The One Great Idea

Jonathan Bayliss
2005

Not for seventy-five years have the consequences of Republican political philosophy been so plain for all the world to see. This philosophy of personal and collective selfishness is not necessarily the philoso­phy of all who register or vote as Republicans, but by deception and sheer political power it has been im­posed upon us as our government’s, as representing our democracy in the estimation of the world.

In the name of individualism and free-market economy we have been led to corruption, unneces­sary war, social injustice, financial folly, and perpet­ual crimes against Mother Earth and all her live posterity. With piteous cries against all taxes, boasts of their own competence, claims of moral virtue, promises of fiscal magic, drum rolls of single-issue patriotism, trumpeting of military force, and (perhaps above all) demands for “smaller government”, they have delivered us to the edge of an almost irreversible decline in American civilization.
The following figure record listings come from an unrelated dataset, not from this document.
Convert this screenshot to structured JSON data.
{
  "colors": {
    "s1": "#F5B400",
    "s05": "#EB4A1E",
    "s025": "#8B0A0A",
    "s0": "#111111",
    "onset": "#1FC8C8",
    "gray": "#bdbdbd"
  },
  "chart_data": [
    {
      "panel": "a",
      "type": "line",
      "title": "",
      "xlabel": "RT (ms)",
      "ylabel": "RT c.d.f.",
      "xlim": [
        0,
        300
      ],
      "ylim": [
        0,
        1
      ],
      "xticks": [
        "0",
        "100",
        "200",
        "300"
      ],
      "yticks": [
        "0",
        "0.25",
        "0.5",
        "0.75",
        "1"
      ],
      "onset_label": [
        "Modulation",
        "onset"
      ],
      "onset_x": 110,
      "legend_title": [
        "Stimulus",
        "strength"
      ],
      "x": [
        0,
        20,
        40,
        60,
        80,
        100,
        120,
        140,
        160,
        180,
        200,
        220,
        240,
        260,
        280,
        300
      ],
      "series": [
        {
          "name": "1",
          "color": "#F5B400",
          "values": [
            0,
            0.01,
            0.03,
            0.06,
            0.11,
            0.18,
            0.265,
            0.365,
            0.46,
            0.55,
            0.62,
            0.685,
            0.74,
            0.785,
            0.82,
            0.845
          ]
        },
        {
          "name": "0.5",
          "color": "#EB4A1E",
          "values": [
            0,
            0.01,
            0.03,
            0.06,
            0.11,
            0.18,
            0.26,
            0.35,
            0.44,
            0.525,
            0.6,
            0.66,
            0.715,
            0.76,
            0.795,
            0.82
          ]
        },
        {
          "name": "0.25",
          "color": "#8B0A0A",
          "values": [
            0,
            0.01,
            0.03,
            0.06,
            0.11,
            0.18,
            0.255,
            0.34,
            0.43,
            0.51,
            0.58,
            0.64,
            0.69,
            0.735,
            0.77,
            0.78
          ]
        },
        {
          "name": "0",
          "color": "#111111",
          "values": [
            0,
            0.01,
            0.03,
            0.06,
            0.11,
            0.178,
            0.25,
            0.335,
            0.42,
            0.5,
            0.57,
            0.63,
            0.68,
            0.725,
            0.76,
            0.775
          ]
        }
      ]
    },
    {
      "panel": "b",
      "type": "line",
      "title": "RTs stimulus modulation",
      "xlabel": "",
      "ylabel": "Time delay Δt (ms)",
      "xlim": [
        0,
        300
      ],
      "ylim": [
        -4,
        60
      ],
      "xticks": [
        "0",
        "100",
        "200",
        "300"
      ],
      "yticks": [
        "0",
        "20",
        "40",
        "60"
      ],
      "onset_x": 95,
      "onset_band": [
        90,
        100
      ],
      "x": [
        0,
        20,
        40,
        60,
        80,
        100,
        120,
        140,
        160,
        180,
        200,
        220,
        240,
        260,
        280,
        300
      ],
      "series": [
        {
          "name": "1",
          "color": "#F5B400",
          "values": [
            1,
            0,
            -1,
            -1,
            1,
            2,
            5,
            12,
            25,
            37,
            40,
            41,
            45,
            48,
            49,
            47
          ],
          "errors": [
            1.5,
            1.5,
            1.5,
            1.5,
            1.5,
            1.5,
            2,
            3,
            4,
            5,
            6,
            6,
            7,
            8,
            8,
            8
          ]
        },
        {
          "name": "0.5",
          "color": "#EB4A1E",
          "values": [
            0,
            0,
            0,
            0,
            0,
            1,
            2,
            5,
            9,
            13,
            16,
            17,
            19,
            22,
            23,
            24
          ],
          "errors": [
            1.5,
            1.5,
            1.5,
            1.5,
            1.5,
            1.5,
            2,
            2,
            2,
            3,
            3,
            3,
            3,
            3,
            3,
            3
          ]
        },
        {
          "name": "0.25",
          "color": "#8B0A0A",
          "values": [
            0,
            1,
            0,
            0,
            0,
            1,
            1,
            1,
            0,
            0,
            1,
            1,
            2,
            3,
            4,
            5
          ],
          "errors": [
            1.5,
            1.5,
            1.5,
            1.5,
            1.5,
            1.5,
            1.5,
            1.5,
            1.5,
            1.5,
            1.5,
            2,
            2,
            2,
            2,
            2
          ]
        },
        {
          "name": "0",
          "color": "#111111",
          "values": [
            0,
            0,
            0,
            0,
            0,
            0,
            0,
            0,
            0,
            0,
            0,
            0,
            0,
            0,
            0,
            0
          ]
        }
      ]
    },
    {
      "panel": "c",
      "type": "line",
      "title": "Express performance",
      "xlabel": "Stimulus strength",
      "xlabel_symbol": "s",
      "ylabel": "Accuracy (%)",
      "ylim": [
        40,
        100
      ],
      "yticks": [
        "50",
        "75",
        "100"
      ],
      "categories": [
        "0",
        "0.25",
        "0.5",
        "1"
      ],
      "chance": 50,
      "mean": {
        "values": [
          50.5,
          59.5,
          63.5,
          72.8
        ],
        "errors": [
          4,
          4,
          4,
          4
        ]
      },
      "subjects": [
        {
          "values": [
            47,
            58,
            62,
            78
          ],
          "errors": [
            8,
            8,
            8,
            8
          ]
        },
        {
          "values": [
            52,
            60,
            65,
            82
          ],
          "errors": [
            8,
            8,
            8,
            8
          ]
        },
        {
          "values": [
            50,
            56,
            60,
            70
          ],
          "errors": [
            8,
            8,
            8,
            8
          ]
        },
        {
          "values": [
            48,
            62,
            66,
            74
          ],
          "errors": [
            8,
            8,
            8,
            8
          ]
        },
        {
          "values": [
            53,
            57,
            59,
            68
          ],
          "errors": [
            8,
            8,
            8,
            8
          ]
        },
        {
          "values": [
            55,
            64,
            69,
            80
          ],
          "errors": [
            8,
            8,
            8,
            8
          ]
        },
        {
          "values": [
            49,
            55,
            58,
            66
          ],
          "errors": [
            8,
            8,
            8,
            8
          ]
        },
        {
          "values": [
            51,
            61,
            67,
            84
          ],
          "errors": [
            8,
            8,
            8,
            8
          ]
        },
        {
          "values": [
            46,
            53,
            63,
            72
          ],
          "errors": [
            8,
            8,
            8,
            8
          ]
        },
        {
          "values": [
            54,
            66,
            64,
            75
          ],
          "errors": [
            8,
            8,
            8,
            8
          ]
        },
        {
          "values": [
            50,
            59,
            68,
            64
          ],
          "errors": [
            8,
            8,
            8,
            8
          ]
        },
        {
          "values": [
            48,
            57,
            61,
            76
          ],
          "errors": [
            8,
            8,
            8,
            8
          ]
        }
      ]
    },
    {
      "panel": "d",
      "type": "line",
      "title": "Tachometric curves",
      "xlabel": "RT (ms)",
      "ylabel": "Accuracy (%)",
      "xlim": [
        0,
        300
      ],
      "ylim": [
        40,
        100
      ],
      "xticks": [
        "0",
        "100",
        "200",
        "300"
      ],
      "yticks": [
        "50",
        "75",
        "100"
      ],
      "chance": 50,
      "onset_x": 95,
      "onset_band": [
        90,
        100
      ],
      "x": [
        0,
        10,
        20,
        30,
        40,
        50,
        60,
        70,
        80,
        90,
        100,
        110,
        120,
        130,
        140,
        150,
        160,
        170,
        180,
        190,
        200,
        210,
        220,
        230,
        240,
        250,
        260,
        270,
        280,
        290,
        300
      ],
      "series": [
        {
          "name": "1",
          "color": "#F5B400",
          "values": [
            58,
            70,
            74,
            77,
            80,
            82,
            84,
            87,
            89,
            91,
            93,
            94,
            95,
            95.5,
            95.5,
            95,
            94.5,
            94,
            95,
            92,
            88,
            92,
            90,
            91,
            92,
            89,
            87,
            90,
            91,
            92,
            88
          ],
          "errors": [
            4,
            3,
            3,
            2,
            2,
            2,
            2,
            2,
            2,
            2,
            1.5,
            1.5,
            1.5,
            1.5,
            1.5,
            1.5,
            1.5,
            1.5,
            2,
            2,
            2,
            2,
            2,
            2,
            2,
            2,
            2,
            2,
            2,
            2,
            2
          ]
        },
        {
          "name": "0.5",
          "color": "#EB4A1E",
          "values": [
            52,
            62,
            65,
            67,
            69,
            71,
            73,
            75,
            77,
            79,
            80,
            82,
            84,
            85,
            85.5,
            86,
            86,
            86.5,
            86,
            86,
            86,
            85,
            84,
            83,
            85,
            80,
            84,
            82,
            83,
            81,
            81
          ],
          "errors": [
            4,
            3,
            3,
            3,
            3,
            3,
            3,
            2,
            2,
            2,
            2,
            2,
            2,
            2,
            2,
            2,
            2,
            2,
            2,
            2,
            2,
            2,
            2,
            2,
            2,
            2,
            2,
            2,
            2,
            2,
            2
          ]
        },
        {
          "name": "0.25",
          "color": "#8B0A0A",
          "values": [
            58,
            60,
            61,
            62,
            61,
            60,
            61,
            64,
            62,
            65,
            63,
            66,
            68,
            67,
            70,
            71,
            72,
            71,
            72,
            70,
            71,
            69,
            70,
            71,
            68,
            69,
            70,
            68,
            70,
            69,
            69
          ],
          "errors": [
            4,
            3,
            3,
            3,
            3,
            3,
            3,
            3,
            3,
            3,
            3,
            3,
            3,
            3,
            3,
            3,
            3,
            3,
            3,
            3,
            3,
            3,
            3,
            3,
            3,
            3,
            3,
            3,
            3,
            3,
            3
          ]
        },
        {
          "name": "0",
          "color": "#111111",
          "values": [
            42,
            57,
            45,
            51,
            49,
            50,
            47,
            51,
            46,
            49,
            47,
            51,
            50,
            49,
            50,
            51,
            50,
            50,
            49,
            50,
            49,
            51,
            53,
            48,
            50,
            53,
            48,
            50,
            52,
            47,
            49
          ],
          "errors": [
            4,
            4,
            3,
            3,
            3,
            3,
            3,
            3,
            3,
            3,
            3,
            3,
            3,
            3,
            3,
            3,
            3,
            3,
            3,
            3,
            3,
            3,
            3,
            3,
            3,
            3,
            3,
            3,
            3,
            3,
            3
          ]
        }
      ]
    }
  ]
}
But it is not enough for us as Democrats to clar­ify what we are fighting against. Nor is it enough to list our immediate positions in resistance or initiative intended to restore an open and rationally progressive government with ultimate consideration of what we pass on to future generations of all races and classes. Of course we should always fight for the particular measures required to get a liberal recovery underway.

What we do need most to do, right now, before the next round of campaigns, is replace the Republican political philosophy with our own philosophy in the consciousness of Americans.

To start with, let’s draw everyone’s attention to the Preamble of the Constitution, which emphasizes the “General Welfare” (also known as the Common Good). Then we must get people to realize what that phrase means as the one great idea that underlies everything we stand for. The common good is not just “the greatest good for the greatest number”.  It’s the best possible good –all things considered - as vital parts of a single body politic. Some of the parts must moderate their own wishes; others deserve a larger share of benefit: it’s the health of the whole body that should be, as the Founding Fathers meant, our political criterion – whether government is large or small, depending upon what is found by pragmatic consensus to be most expedient under present andfuture conditions.

With this approach to debates we can beat the Republicans, hands down, in the battle of ideas, which they themselves have been calling for in the mistaken belief that their notion of “conservatism” has been forever implanted in the hearts and minds of America.